O fascismo foi isto e nada mais. Apareceu, viveu nuns países mais do que noutros, e desapareceu para sempre. Não regressará porque as condições históricas para ele nunca mais existirão. Seria uma aberração nos dias de hoje.
Aquilo a que a esquerda portuguesa chama ainda hoje «fascismo» tem a sua origem numa invenção mal cozinhada pelos ideólogos da III internacional comunista, dita komintern, que, ao sabor de uma nova estratégia, contrária à anterior da «frente única», resolveram, a partir do seu VI congresso, em 1928, adoptar as posições ultraesquerdistas próprias da estratégia da «classe contra classe» e desataram a ver inimigos da classe operária em toda a parte, a que logo chamaram «fascistas», sob os auspícios do camarada Dimitrov, homem de mão de Estaline, cuja boçalidade era proverbial. Viam assim «fascismo» em qualquer partido que a eles se não subjugasse e mesmo aos sociais- democratas alemães passaram a chamar-lhes amorosamente «sociais-traidores», imagine-se! No «fascismo» saído da cabeça dos ideólogos da III internacional (até 1935) cabia tudo. O termo era fácil e barato. Impedia o juízo crítico e escondia a complexidade da realidade.
Foi por isso que o termo se vulgarizou desde muito cedo no nosso país e permaneceu até hoje.
Não queirais pensar pela cabeça do camarada Dimitrov. Não vale a pena desenterrar fórmulas que serviram uma estratégia radical de classe contra classe quando foi considerado oportuno promovê-la para logo ser abandonada a partir do VII congresso da internacional comunista em 1935, já depois do triunfo dos fascismos, que adoptou a estratégia contrária baseada dessa vez nas frentes populares e que tiveram êxito, sobretudo em França; os ex-«fascistas» sociais-democratas passaram a ser forças «democráticas» aliadas.
Ora, aceitar hoje que há «fascistas» a esmo é fazer uma concessão à má-fé e oportunismo. É pactuar com uma expressão que foi escolhida para estupidificar e impedir a compreensão das coisas. E nem serve hoje os propósitos dos verdadeiros comunistas porque os impede de compreender a complexa estrutura do capitalismo actual e sobretudo a difícil estratificação das classes na sociedade fragmentada e pós-tradicional em que vivemos. A estrutura de classes modificou-se muito. Na verdade, a burguesia já não é o que era há oitenta anos e a classe operária tradicional fragmentou-se e quase desapareceu em benefício de uma classe média hegemónica onde estão presentes complexas distinções. Temos hoje uma imensa classe média compósita, transversal a toda a sociedade e com pouca ideologia, lugar de um vastíssimo centro plural e diversificado, sem a consciência de classe de que os comunistas se alimentavam, pilar da estabilidade política e do Estado social.

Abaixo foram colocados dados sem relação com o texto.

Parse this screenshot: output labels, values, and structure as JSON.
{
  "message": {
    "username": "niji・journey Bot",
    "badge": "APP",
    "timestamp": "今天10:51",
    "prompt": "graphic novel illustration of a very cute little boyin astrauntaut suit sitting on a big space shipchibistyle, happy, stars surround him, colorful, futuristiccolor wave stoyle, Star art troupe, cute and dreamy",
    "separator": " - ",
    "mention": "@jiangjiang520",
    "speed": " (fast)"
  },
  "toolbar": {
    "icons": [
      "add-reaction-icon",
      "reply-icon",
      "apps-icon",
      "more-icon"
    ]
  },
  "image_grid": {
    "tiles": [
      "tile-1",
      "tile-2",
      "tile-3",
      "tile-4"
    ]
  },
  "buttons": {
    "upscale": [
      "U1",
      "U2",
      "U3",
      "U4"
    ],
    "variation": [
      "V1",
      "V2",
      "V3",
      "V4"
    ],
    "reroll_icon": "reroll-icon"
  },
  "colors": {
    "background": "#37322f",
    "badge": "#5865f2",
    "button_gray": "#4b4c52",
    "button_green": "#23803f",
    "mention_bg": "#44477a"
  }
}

O fascismo não pesca aqui. E os coitados dos marxistas esbarram contra uma parede para eles intransponível. Lá fora o termo fascismo foi rejeitado há muito por obscurantista, mas cá no país persiste. Não admira. Camarada Dimitrov, tens ainda grandes admiradores «antifascistas» em Portugal. Davam para encher mais que um santuário.

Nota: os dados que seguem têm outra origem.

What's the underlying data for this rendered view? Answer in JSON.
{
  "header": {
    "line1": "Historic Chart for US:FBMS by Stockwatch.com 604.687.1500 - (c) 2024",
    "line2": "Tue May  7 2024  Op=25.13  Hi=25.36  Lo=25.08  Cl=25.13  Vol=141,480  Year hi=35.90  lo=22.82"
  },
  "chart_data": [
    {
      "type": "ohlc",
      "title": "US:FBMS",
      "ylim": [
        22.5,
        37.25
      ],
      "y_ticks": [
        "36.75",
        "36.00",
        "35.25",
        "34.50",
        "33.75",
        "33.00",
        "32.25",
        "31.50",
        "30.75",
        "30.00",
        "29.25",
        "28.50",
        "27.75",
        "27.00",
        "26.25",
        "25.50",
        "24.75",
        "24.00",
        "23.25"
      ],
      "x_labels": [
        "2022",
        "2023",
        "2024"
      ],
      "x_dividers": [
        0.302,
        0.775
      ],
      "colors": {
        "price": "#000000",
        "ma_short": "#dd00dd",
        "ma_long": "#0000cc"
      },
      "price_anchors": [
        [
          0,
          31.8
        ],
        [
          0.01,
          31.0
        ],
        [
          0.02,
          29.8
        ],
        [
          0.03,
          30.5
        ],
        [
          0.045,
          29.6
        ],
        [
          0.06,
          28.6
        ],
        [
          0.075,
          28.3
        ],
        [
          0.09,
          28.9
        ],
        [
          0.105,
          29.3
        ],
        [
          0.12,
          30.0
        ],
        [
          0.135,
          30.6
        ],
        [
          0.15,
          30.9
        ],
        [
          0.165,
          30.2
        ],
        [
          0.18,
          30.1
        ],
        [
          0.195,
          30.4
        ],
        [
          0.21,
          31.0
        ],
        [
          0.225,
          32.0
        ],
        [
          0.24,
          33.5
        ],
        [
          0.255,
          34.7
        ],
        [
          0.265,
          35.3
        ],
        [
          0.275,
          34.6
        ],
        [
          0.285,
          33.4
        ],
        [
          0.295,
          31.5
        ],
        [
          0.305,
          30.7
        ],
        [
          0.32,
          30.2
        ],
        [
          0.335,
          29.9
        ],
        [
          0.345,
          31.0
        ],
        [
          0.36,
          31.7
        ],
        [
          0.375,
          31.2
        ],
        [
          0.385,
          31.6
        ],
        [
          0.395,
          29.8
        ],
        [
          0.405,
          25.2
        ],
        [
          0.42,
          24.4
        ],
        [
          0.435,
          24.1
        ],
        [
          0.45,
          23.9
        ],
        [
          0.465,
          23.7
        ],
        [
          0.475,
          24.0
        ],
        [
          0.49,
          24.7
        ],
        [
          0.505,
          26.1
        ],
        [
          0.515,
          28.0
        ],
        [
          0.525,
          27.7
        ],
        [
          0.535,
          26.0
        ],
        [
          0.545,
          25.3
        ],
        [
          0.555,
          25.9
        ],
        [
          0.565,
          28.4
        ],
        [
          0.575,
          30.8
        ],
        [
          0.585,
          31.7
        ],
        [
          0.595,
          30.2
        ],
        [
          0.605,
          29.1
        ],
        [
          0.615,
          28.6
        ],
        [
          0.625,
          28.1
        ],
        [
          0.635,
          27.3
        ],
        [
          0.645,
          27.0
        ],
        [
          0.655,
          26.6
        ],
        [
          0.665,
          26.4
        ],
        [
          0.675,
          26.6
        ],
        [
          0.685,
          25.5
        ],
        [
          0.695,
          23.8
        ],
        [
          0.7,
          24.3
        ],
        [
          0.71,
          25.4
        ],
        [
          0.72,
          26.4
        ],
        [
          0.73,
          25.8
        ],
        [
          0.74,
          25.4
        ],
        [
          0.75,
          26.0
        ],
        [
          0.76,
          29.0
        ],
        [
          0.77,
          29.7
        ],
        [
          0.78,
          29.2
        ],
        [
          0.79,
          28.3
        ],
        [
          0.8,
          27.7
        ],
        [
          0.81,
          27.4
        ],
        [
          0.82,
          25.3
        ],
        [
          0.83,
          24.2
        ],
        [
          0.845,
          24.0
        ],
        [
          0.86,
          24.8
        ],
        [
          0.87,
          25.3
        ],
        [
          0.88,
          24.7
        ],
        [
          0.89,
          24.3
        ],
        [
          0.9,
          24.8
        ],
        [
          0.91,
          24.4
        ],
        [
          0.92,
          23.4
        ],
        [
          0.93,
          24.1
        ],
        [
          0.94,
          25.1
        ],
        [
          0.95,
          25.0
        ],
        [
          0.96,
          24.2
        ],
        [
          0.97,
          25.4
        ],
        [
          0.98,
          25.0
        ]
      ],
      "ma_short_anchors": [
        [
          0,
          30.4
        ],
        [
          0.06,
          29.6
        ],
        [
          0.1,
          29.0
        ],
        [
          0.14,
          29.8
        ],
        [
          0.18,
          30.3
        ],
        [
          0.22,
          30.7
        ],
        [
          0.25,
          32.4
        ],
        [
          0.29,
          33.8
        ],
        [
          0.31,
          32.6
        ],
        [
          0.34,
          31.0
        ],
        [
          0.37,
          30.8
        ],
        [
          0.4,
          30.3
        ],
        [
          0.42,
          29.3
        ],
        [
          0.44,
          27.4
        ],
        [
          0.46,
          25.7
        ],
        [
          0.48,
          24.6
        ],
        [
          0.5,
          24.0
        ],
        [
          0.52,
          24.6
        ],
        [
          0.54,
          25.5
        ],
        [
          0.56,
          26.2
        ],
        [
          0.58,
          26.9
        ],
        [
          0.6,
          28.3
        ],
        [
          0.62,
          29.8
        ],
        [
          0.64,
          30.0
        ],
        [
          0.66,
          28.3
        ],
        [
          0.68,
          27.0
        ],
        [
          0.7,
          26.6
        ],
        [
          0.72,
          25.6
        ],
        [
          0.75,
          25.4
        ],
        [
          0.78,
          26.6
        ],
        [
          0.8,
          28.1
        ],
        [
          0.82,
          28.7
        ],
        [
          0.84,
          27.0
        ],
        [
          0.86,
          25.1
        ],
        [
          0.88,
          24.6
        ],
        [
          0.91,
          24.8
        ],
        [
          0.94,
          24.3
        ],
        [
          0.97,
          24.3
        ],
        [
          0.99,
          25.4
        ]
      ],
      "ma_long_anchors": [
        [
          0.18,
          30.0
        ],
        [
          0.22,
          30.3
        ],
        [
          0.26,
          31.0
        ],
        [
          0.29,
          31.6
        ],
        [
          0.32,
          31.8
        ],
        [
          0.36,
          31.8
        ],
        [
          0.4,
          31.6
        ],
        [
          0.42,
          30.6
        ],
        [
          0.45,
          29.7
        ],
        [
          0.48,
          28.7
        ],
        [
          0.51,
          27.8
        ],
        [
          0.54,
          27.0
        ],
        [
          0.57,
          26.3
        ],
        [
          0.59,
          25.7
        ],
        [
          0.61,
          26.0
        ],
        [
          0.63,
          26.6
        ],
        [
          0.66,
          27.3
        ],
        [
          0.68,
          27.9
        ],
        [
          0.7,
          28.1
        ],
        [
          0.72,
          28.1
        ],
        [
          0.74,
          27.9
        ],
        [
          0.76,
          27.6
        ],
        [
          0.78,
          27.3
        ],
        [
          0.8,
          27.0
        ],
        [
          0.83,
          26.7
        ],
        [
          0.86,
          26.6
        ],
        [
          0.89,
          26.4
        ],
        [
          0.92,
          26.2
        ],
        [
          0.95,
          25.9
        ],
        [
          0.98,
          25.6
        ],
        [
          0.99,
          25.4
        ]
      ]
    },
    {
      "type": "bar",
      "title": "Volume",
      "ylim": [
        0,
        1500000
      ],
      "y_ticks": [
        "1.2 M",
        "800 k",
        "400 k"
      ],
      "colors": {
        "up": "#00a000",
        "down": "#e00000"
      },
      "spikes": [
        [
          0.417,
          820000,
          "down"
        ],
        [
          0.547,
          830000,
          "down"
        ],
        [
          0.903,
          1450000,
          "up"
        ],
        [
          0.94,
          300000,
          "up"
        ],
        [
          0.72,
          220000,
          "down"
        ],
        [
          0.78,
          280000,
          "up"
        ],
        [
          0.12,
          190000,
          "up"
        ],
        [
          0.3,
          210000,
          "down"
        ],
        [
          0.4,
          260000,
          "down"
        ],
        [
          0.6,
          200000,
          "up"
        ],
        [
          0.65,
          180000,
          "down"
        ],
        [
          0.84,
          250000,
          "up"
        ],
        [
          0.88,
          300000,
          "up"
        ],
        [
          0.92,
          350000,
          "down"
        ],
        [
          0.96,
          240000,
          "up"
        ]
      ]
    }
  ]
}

Seja como for, o que é fundamental é entender que os que hoje querem ver «fascistas» em toda a parte, são os mesmo que calaram perante o regime mais criminoso e desumano da história da humanidade, um regime que envergonha a espécie humana, personificado por monstros com o Estaline, Molotov, Vychinsky, Beria, Trotsky, Dimitrov, Mao, Pol Pot, entre tantos outros. É imperativo não esquecer isto.
Chamar «fascista» ao primeiro democrata não comunista é um episódio da luta política? Não. Vindo de onde vem, é um escarro. Chamar fascista a esmo ao primeiro democrata português não socialista é tão infame como dizer, como diz Putin, que são fascistas os nacionalistas ucranianos descendentes dos quase 35 mil judeus que foram assassinados a frio pelos nazis, em Setembro de 1941, em Babi Yar ao pé de Kiev, ou das centenas de milhares de militares ucranianos esmagados no cerco de Kiev pelo exército nazi comandado por Runstedt, em 1941, ou que eram fascistas os mais de 10 milhões de ucranianos que Estaline mandou matar à fome durante o Holodomor, em 1932/3, e sem esquecer os perigosos fascistas cuja fuga para o Ocidente era evitada pelo «muro antifascista» de Berlim.
As palavras têm um significado e não é por grande parte da esquerda portuguesa não o discernir que elas deixam de o ter. A ignorância e o preconceito nada desculpam.